October 4; PAS 224, 3pm

Chris Impey
University of Arizona

Probing the Limits of Nuclear Activity with the COSMOS Survey

The Cosmological Evolution Survey (COSMOS) involves the largest contiguous region of the sky ever imaged by HST. It was motivated by the study of galaxy evolution and morphology but the combination of depth, breadth and extensive multiwavelength data makes it the best region in the sky for a comprehensive study of AGN. Using deep X-ray data in the field, over 800 AGN have been spectroscopically confirmed, and the survey has particular sensitivity to low black hole mass, low accretion rates, and high levels of obscuration. A limiting accretion rate of L/L_Edd = 0.01 is seen, below which the flow may be advective. Analogs to the Milky Way black hole at z = 2 can be detected.

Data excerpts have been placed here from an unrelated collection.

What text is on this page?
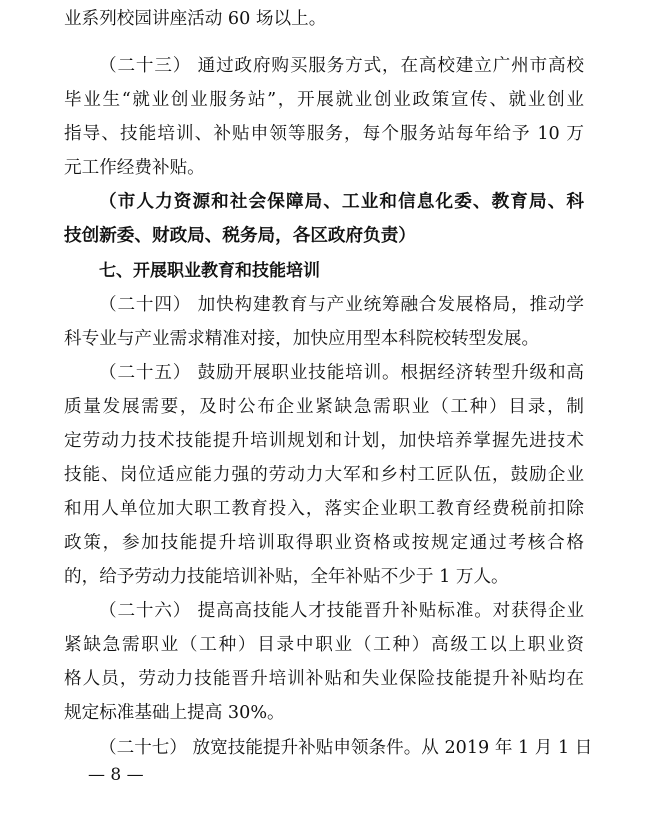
业系列校园讲座活动 60 场以上。
（二十三） 通过政府购买服务方式，在高校建立广州市高校
毕业生“就业创业服务站”，开展就业创业政策宣传、就业创业
指导、技能培训、补贴申领等服务，每个服务站每年给予 10 万
元工作经费补贴。
（市人力资源和社会保障局、工业和信息化委、教育局、科
技创新委、财政局、税务局，各区政府负责）
七、开展职业教育和技能培训
（二十四） 加快构建教育与产业统筹融合发展格局，推动学
科专业与产业需求精准对接，加快应用型本科院校转型发展。
（二十五） 鼓励开展职业技能培训。根据经济转型升级和高
质量发展需要，及时公布企业紧缺急需职业（工种）目录，制
定劳动力技术技能提升培训规划和计划，加快培养掌握先进技术
技能、岗位适应能力强的劳动力大军和乡村工匠队伍，鼓励企业
和用人单位加大职工教育投入，落实企业职工教育经费税前扣除
政策，参加技能提升培训取得职业资格或按规定通过考核合格
的，给予劳动力技能培训补贴，全年补贴不少于 1 万人。
（二十六） 提高高技能人才技能晋升补贴标准。对获得企业
紧缺急需职业（工种）目录中职业（工种）高级工以上职业资
格人员，劳动力技能晋升培训补贴和失业保险技能提升补贴均在
规定标准基础上提高 30%。
（二十七） 放宽技能提升补贴申领条件。从 2019 年 1 月 1 日
— 8 —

A study of host galaxies suggests that the AGN triggering occurs on kiloparsec scales within the host. Fitting SEDs shows that the spectral components are predictable enough to efficiently select AGN below the limit of spectroscopy on large telescopes, extending this work to even lower black hole masses. The eventual goal is a complete census of intermediate mass black holes at redshifts 1-3, which is required to tell the complete story of the co-evolution of galaxies and black holes.